Although my attitude is quite different this year facing the upcoming holidays, I think it's important to have something planned ahead of time, in case I get immobilized emotionally.  I already know I will be celebrating Thanksgiving with a large community group, many people who also won't be celebrating with family for whatever reason.  It's a happy supportive group.  Looking forward to that!  (BTW, I  am a little sensitive about being a "pity" invite to other families' gatherings, but this community group is not like that--or we are ALL "pity" invites together and happy about it.  :))

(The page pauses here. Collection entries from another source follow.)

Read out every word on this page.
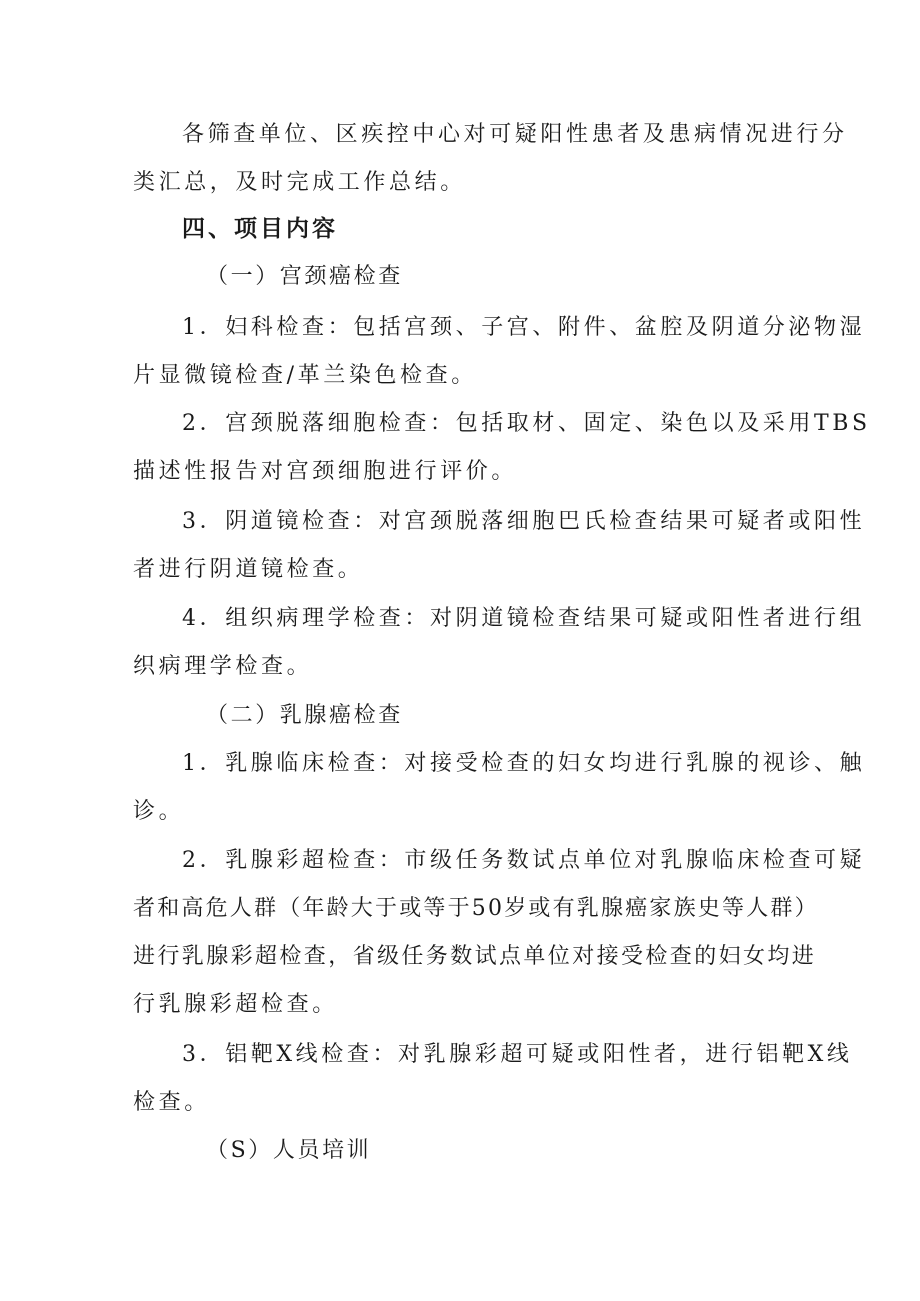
各筛查单位、区疾控中心对可疑阳性患者及患病情况进行分
类汇总，及时完成工作总结。
四、项目内容
（一）宫颈癌检查
1．妇科检查：包括宫颈、子宫、附件、盆腔及阴道分泌物湿
片显微镜检查/革兰染色检查。
2．宫颈脱落细胞检查：包括取材、固定、染色以及采用TBS
描述性报告对宫颈细胞进行评价。
3．阴道镜检查：对宫颈脱落细胞巴氏检查结果可疑者或阳性
者进行阴道镜检查。
4．组织病理学检查：对阴道镜检查结果可疑或阳性者进行组
织病理学检查。
（二）乳腺癌检查
1．乳腺临床检查：对接受检查的妇女均进行乳腺的视诊、触
诊。
2．乳腺彩超检查：市级任务数试点单位对乳腺临床检查可疑
者和高危人群（年龄大于或等于50岁或有乳腺癌家族史等人群）
进行乳腺彩超检查，省级任务数试点单位对接受检查的妇女均进
行乳腺彩超检查。
3．铝靶X线检查：对乳腺彩超可疑或阳性者，进行铝靶X线
检查。
（S）人员培训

Christmas has less importance to me, but I know I will have church that day and maybe I will visit a friend afterwards.  I have learned not to feel very festive around Christmas because family members have often ruined this holiday for me over the years.  Maybe now that I am no longer expecting good cheer from people who won't give it to me, I will be freed up to enjoy it more.  I hope. 

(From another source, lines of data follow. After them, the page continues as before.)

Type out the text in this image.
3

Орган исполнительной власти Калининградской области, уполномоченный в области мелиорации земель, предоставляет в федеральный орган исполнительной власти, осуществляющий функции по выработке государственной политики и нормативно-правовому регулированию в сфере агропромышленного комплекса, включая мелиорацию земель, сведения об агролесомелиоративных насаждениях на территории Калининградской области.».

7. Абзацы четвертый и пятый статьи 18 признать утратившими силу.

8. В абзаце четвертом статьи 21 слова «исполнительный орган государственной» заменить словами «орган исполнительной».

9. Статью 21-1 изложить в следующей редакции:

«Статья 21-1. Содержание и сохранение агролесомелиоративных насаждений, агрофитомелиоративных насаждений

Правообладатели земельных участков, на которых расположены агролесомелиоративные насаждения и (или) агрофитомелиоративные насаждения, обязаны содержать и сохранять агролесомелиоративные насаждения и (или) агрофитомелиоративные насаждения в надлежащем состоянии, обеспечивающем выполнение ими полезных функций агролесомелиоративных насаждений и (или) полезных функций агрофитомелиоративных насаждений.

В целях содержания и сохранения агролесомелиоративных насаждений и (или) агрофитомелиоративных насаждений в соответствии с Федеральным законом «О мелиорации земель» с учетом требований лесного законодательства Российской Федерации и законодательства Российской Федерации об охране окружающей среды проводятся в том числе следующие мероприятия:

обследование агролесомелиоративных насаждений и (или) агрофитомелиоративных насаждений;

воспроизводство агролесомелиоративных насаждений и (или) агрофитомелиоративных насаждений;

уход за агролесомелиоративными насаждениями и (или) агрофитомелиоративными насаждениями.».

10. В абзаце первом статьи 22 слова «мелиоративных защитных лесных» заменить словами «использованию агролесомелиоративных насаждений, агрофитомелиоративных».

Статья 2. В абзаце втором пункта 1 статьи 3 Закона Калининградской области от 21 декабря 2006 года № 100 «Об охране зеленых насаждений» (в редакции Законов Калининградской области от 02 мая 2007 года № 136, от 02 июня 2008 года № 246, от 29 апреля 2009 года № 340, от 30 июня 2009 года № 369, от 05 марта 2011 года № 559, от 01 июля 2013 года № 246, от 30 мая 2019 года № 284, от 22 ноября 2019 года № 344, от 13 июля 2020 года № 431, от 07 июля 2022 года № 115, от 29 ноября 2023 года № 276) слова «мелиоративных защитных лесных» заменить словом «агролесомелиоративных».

One thought comes to mind:  I have often had to cancel holiday plans with others because of illness (like a cold).  My immunity could be low at these times because of stress and depression.  I hope that changes, too, or at least that I can make the best of it regardless. 
145
Siggy, I believe my DIL also has a jealousy problem that has undermined what used to be a close and loving relationship I had with my DS.  Now her jealousy seems to extend to my relationship with my GC.  DIL seems very immature, though in her 30s and quite smart.  My DIL is not overt in her manner but very manipulative and passive aggressive.  As I learned about personality disorders, the crazy, hurtful stuff I was dealing with started to make sense and I was better able to protect myself.  I think my DIL is likely a malignant narcissist, possibly sociopath?  (She is C.O.L.D.)  Once I learned DIL was telling lies about what I had said and done, I decided it was not safe to be alone with her.  Over the years I've gone through a lot of emotional minefields with DIL and DS, and I am no longer willing to put effort into trying to keep some remnant of a relationship with DS and GC.  It's too much.  DS is no longer the caring son I knew, and I'm still working on accepting this situation.